While the industry is mature and the opportunities for spectacular growth are not necessarily comparable to high technology or services sectors, a number of factors favour the New Zealand forest industry:

– The restructuring and rationalization have placed the domestic industry in good shape to progress to the next development phase as a location for internationally competitive forest products manufacturing.

– Proximity to Asia - the world's fastest growing forest product markets. Over the medium-term prospects for the Asian economy are good, with consequent market opportunities.

– The Asian crisis and environmental concerns are likely to force governments to adopt more rational development programmes, reducing over-capacity of competitor suppliers.
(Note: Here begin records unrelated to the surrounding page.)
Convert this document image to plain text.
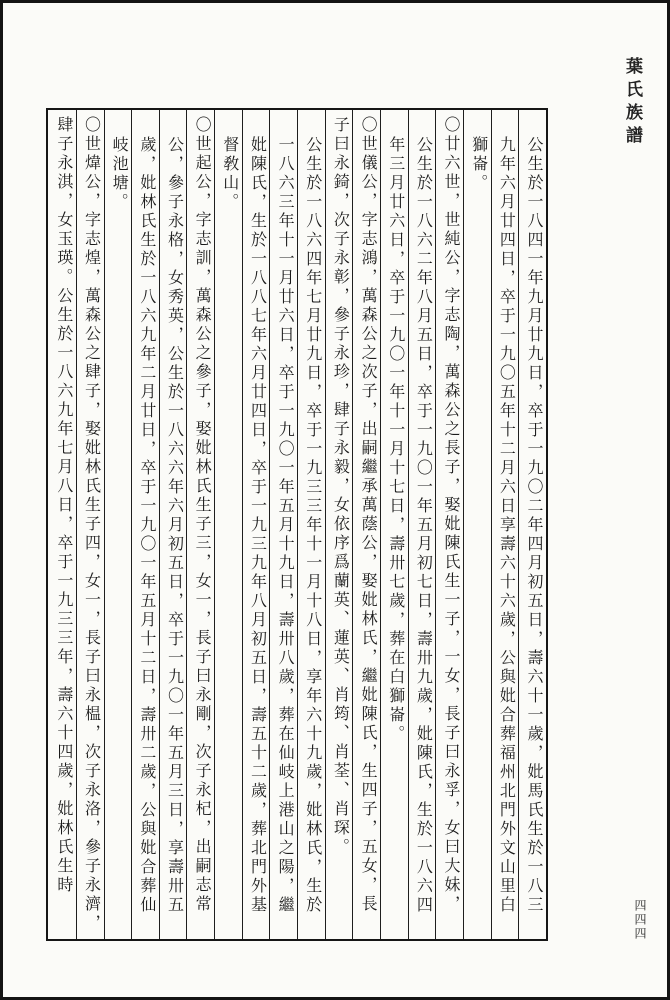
葉氏族譜
公生於一八四一年九月廿九日，卒于一九〇二年四月初五日，壽六十一歲，妣馬氏生於一八三
九年六月廿四日，卒于一九〇五年十二月六日享壽六十六歲，公與妣合葬福州北門外文山里白
獅崙。
〇廿六世，世純公，字志陶，萬森公之長子，娶妣陳氏生一子，一女，長子曰永孚，女曰大妹，
公生於一八六二年八月五日，卒于一九〇一年五月初七日，壽卅九歲，妣陳氏，生於一八六四
年三月廿六日，卒于一九〇一年十一月十七日，壽卅七歲，葬在白獅崙。
〇世儀公，字志鴻，萬森公之次子，出嗣繼承萬蔭公，娶妣林氏，繼妣陳氏，生四子，五女，長
子曰永錡，次子永彰，參子永珍，肆子永毅，女依序爲蘭英、蓮英、肖筠、肖荃、肖琛。
公生於一八六四年七月廿九日，卒于一九三三年十一月十八日，享年六十九歲，妣林氏，生於
一八六三年十一月廿六日，卒于一九〇一年五月十九日，壽卅八歲，葬在仙岐上港山之陽，繼
妣陳氏，生於一八八七年六月廿四日，卒于一九三九年八月初五日，壽五十二歲，葬北門外基
督敎山。
〇世起公，字志訓，萬森公之參子，娶妣林氏生子三，女一，長子曰永剛，次子永杞，出嗣志常
公，參子永格，女秀英，公生於一八六六年六月初五日，卒于一九〇一年五月三日，享壽卅五
歲，妣林氏生於一八六九年二月廿日，卒于一九〇一年五月十二日，壽卅二歲，公與妣合葬仙
岐池塘。
〇世煒公，字志煌，萬森公之肆子，娶妣林氏生子四，女一，長子曰永榅，次子永洛，參子永濟，
肆子永淇，女玉瑛。公生於一八六九年七月八日，卒于一九三三年，壽六十四歲，妣林氏生時
四四四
– There is a growing international recognition of the need for plantation, as opposed to natural, forest resources. This means demand for New Zealand's plantation-based forest industry services and technology will also increase.

In this kind of international environment, New Zealand's forest industry should become an increasingly important contributor to New Zealand's economic growth and a significant force in the regional forest product markets providing:

– Progress is made on improving the international competitiveness of New Zealand manufacturing.

– Trade liberalization developments within APEC and WTO have real impact over the next five years, thereby improving opportunities for value-added processing and new products and technology development in New Zealand.

11 Editor's note: Readers are referred to an article by C.L. Brown and J. Valentine in Unasylva 178 (1994), "The process and implications of privatization for forestry institutions: Focus on New Zealand" for details on the earlier stages of the privatization.

12 NZ$ 1.92 = USD 1.00 (December 1998)

13 Forest Research Executive Brief No. 8, September 1999. Summary of a report prepared by Dennis Lee for the New Zealand Forest Industries Council.